9/30/11

Just a Wee Bit Jealous, Dad

Today is my dad's twelfth anniversary of his arrival in heaven.  I must confess, I miss him just as much as the day I said, "Goodbye."  But life goes on.

The changes in my life since then are astronomical.  JJ is no longer in middle school.  He's married to the beautiful Honey now.  He graduated from a great Christian university and Dad would be/is so very proud.

I'm a licensed minister now, although we traveled for years in ministry together as a family.  I hope Dad is able to see some of the fun I'm having and the work we're doing to help people. 

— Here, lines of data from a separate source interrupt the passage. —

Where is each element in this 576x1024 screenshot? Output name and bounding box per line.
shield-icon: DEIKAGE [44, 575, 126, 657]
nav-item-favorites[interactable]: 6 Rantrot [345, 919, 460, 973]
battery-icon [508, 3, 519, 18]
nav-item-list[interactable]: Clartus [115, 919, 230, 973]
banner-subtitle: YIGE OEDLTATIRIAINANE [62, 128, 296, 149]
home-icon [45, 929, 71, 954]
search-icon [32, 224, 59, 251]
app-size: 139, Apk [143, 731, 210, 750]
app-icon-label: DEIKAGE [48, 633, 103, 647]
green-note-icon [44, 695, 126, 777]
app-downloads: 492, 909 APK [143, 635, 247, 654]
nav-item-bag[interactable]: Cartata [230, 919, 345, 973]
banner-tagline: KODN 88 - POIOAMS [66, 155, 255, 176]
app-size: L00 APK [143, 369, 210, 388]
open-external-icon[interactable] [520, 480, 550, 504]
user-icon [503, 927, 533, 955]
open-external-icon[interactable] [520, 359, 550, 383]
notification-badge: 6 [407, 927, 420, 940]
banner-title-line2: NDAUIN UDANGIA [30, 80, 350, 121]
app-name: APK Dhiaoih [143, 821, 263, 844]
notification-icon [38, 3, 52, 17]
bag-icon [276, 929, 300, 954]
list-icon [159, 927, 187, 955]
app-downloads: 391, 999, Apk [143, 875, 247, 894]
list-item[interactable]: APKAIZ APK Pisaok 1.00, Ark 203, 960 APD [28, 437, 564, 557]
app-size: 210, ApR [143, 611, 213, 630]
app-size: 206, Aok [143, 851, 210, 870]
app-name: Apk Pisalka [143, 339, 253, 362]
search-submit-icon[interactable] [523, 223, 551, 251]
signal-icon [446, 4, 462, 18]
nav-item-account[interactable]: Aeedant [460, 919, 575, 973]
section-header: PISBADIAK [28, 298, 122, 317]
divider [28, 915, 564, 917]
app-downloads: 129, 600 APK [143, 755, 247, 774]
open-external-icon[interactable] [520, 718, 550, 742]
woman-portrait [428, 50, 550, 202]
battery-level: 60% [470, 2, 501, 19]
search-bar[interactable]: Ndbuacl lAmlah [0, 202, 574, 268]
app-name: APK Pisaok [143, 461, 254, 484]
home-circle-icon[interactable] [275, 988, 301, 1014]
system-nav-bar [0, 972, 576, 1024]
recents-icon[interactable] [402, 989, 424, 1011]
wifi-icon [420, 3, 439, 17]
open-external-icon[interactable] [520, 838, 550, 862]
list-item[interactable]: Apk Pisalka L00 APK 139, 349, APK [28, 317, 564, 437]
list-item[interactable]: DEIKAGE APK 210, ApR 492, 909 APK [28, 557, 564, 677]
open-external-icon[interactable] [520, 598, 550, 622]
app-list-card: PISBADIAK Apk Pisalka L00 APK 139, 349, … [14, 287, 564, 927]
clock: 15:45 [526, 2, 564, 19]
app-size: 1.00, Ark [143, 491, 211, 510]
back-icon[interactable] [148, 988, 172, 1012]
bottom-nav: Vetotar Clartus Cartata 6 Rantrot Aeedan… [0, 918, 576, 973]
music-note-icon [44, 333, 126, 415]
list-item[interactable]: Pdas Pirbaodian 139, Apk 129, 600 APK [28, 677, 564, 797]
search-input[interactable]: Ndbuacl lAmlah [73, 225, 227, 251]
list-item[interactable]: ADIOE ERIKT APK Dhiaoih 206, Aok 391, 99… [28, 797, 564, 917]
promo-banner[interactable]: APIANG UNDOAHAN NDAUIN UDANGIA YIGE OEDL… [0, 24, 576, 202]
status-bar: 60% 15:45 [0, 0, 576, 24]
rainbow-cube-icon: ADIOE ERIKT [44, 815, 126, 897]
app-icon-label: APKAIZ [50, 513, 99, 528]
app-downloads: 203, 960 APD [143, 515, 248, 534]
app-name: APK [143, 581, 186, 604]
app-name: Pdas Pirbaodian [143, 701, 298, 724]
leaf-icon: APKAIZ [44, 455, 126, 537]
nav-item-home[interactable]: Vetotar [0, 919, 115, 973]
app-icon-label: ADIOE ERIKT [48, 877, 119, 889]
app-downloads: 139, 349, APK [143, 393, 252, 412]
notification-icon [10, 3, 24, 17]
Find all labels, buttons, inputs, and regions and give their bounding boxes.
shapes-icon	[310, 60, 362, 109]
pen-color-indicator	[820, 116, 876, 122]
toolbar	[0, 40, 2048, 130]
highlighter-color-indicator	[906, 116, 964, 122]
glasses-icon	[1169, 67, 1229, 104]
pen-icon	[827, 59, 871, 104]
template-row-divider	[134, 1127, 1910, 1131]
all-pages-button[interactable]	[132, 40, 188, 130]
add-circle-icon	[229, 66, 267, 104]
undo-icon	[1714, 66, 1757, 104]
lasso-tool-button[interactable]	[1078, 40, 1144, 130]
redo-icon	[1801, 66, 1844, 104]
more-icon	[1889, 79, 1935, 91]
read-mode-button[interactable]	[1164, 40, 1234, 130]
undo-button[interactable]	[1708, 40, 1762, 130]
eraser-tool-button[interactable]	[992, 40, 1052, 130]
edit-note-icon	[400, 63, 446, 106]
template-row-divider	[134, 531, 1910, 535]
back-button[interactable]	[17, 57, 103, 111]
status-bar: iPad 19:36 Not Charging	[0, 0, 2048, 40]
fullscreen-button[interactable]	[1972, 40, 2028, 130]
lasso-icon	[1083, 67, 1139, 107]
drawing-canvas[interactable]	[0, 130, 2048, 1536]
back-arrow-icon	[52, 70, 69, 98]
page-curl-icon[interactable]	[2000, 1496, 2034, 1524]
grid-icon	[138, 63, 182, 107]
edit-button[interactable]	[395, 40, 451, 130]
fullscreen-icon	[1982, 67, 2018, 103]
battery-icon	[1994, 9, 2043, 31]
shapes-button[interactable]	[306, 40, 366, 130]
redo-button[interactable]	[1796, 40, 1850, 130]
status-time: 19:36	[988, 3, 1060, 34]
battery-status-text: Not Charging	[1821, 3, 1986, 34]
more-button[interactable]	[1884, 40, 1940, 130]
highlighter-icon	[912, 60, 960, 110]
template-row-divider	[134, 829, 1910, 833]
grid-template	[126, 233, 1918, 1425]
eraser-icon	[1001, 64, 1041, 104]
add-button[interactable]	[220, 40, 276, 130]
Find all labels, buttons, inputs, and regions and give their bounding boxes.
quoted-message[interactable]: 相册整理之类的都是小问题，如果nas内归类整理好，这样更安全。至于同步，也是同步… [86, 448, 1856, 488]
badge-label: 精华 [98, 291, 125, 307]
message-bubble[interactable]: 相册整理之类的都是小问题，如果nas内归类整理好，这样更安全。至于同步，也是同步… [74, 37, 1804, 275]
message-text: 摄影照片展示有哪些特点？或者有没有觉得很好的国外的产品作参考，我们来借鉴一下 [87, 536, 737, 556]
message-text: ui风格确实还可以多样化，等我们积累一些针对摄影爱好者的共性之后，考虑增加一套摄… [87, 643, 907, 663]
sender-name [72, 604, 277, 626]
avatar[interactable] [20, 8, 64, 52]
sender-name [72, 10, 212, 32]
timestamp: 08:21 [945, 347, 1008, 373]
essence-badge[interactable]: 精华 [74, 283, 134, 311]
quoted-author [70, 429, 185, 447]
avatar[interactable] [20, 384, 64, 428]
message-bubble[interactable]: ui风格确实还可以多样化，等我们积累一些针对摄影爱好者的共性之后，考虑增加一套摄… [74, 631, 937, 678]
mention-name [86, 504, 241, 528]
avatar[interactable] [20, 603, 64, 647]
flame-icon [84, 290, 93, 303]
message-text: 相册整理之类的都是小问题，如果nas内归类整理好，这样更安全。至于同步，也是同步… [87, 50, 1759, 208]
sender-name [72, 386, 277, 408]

When I remember my dad, the first thing I see is his smile.  I can hear his laugh and feel the touch of his hands.  When I think of the joy he's experiencing now, it's hard to be o.k. with still being here.  Imagine having as much time as you want with your best friends from your entire lifetime ~ all together and no one is in a hurry.  No one cares about who got that new house, who lost their job or who is hurting or sick. 

Every tear is wiped away.  The light of our Lord brightens up the entire place.  I doubt anyone needs new quilts, but maybe they have them made up from all the good things they remember here on Earth.

Or maybe.  Just maybe... there are brand new things to celebrate.  I can't wait to find out what those things may be ~ or hold my dad's hand again.